A satellite crosses the zenith
and careens into nothing.

Headlights, then he hears the engine
close enough to hit him if he doesn’t move.
Suddenly he remembers mad sweaty faces, clinks
of endless sparkling gin, damp breasts, hot musk
frantic teeth flashing the dark then ever-swelling dawn.
And a safe childhood lawn before this, before
he couldn’t stand the sick of being sick and quit.
And even now, this dry moment doesn’t work.

Somewhere between the hole in his belly
an exquisite desire to just step out
on the highway under the awesome stars
fades, the pickup passes, its red lights shimmer
like a UFO in some childhood dream.
The smell of pennies and blood fill the air
and he thinks his lungs might burst.

He remembers driving past a man walking
the highway two hundred miles from nowhere.
For a second he swears he saw the whites of his eyes
flash in recognition as he passes.
He saw a car a few miles back.
Maybe it’s was his car, maybe he broke down.
He looked a little ragged walking in pitch black
for the nearest gas station that’s
closed no matter where it is.
For an instant he thinks maybe it was his father
but his father died years ago in the Albany VA
of sinus cancer, cigars, and drink
and he died without a face.

Nine miles later he thinks, God
he looked so damn lonely, maybe
I should have stopped, maybe I should
go back and drive him into town. He’s only a man,
just a tired man looking to get home. But he
doesn’t go back. Three days later on
his honeymoon in Ogonquit, Maine,
he awakens at 3.22 A.M. to the most beautiful
perfume he’s ever imagined. He rolls
over and looks at her. How lovely
she has become since they met. How she’s
grown on him like great mossy heat.

Just yesterday she seemed so young.
Look how smooth her skin is, her flat belly rises
and falls next to him, until the sound of
her soft breath breathing, almost makes him shudder.
Suddenly he remembers the man
who seemed like a ghost in another life.
Suddenly he thinks he hears music.
He springs out of bed and move silently
to the French windows, like air, like stardust.

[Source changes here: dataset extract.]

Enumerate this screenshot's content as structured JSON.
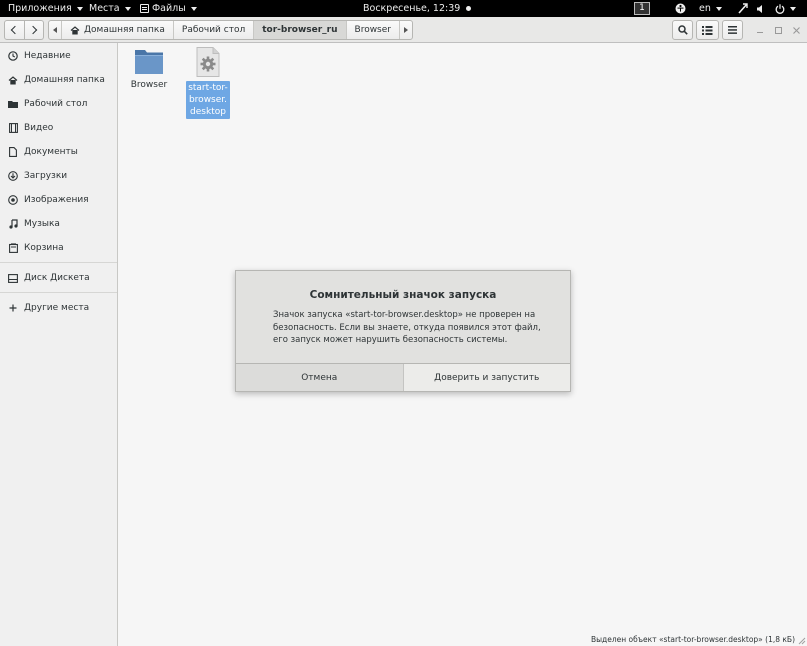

He pushes both windows open and peers
into the endless night, that ends in the endless sea.
“I should have,” he says. And his bride
wakes with a start and sits up.
“What is it?” she asks. “Tell me. What is it?”
“Nothing,” he says. “I just should have.
Go to sleep. It’s nothing. Really nothing at all”

In his dream the man walks the shoulder of
the highway all night and when the sun rises
he is amazed at how free he feels, how hungry
he has become. Hundreds of cars pass
A semi almost blows him over.
Once he hears a fragment of an old hymn
so close, he almost turns back.
Occasionally he raises his right hand
to wave someone down, but thinks better of it.

At noon he walks through one small
village where a gas station attendant shoots him a fish eye.
He’s forgotten to eat and no longer has an ache.
It seems it all happened somewhere else
the endless love, the dark, the tin
thumping of his heart, the job he can’t
remember the name of, the names of stars
a wish for clean socks, headaches,
tender hands, telephones, all of it
lost in the long stretch ahead.

One Reply to “Highwayman by David Plumb”

  1. Epic piece –

    “The smell of pennies and blood fill the air
    and he thinks his lungs might burst.”

    Work has been accomplished here, poetry.